I smirked. "They watched the match, gentlemen. They saw Shah Rukh Khan in Lahore. They saw cheerleaders in sarees. They decided that a country playing T20 cricket is not a threat to world peace. They released the $600 Million loan tranche."

General Aziz leaned back, a look of pure wonder on his face. "So... we played a few night matches, danced a little, and the Americans gave us half a billion dollars?"

"We rebranded, Aziz," I said. "We sold them the 'Soft Image'. And they bought it."

The Franchise Fever

"There is more," General Mahmood (ISI) spoke up. He looked less like a spy chief today and more like an investment banker.

"My office is receiving calls. Strange calls."

"From whom?"

"From Seth Gulzar. From the Dawood Group. Even from the Mansha family. They saw the crowds in Karachi. They are asking... if they can buy a team."

"Buy a team?" The Quartermaster General frowned. "The national team belongs to the Board."

"No," I interjected, planting the seed of the IPL/PSL model a decade early. "They want to franchise.
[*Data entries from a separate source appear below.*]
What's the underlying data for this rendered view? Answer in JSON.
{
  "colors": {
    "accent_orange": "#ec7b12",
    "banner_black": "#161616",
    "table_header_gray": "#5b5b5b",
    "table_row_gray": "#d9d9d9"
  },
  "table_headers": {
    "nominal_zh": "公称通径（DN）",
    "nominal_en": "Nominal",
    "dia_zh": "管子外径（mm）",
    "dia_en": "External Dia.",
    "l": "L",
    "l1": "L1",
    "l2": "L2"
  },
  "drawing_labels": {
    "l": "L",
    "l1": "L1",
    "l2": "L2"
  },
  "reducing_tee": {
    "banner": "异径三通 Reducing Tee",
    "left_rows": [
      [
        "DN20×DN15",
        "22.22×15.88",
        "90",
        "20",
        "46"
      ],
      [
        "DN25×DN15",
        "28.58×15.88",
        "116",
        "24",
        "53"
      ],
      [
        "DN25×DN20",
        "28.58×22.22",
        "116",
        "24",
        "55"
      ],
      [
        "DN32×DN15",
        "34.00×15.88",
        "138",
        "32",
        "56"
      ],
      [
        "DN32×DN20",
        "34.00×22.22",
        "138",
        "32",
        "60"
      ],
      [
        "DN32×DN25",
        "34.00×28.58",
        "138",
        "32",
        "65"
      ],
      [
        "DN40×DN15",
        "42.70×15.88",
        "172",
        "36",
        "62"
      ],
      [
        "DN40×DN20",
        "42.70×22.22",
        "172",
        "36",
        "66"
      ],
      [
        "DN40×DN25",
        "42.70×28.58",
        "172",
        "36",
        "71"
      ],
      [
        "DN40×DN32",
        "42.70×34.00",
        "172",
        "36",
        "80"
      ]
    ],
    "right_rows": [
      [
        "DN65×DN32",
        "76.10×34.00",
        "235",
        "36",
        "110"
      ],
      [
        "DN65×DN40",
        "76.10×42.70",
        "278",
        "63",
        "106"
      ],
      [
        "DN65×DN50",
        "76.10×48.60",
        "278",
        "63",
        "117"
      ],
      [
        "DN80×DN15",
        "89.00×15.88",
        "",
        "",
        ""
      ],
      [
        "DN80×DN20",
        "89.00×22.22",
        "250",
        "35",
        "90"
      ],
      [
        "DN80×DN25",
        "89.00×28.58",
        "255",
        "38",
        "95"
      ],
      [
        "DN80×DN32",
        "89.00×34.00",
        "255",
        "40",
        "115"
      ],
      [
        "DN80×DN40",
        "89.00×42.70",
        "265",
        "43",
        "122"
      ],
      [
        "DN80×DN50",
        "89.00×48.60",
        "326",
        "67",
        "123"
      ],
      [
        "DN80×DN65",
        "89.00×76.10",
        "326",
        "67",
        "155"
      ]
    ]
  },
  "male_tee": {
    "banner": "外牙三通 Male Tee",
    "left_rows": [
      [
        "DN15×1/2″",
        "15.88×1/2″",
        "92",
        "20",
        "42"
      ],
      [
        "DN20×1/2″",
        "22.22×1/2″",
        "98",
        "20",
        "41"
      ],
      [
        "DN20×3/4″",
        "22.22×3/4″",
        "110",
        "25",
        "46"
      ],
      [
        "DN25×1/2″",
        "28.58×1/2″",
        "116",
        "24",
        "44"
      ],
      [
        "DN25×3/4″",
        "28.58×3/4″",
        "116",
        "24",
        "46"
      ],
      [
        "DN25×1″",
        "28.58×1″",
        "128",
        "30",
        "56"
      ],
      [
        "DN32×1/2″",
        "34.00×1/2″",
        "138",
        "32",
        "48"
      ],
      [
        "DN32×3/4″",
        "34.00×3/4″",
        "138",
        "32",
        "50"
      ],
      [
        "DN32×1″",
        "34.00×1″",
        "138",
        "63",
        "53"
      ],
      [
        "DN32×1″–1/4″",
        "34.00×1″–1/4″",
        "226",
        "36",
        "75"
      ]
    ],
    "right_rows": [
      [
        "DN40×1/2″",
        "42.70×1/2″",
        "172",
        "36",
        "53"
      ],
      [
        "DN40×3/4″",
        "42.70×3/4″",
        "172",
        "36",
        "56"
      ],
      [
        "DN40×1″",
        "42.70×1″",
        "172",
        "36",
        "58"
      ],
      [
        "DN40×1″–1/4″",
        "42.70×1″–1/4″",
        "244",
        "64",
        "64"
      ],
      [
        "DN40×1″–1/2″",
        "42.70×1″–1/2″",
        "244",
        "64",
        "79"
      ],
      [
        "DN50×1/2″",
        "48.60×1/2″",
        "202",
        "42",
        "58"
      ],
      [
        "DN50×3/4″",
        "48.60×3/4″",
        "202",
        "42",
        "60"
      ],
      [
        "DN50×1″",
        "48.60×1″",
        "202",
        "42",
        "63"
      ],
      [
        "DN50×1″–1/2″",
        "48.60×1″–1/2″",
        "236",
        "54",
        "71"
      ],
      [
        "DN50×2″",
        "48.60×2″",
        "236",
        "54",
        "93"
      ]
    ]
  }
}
They want to create city-based clubs. 'Karachi Kings'. 'Lahore Lions'. They want to pay us licensing fees to run these teams as private businesses."

I leaned over the table.

"Imagine, gentlemen. Six teams. Owned by the biggest tycoons in Pakistan. They pay the Army Welfare Trust for the stadium leases. They pay the PCB for the players. And every year, we hold a tournament."

I saw the gears turning in their heads. They weren't thinking about "Strategic Depth" anymore. They were thinking about "Real Estate Leases" and "Licensing Fees."

"We could... have the Fauji Foundation sponsor a team," the Quartermaster mused aloud. "The 'Rawalpindi Rockets'?"

"Why not?" I encouraged him. "It is a business. And business is good."

The Internal Victory

As the Generals argued over which city would be more profitable, I sat back and watched them.

It was working.

For fifty years, the Pakistan Army had justified its existence by selling the "India Threat." They needed an enemy to justify their budget.

But I had just shown them that Peace was more profitable than War.

I had shown them that a cricket match against India generated more cash in a week than a war in Kargil cost in a month. I had hooked them on the drug of commercial capitalism.

You fools, Aditya Kaul thought, hiding his triumph behind a sip of water.

You think you are getting rich. You don't realize that every dollar you make from cricket is a nail in the coffin of your militancy. You can't send jihadis to Bombay if you own a cricket franchise that needs Bombay's TV revenue.

I was dismantling their facade, not with tanks, but with a balance sheet. I was turning the "Warriors of Islam" into the "Board of Directors."

And a Board of Directors never votes for war. It's bad for the stock price.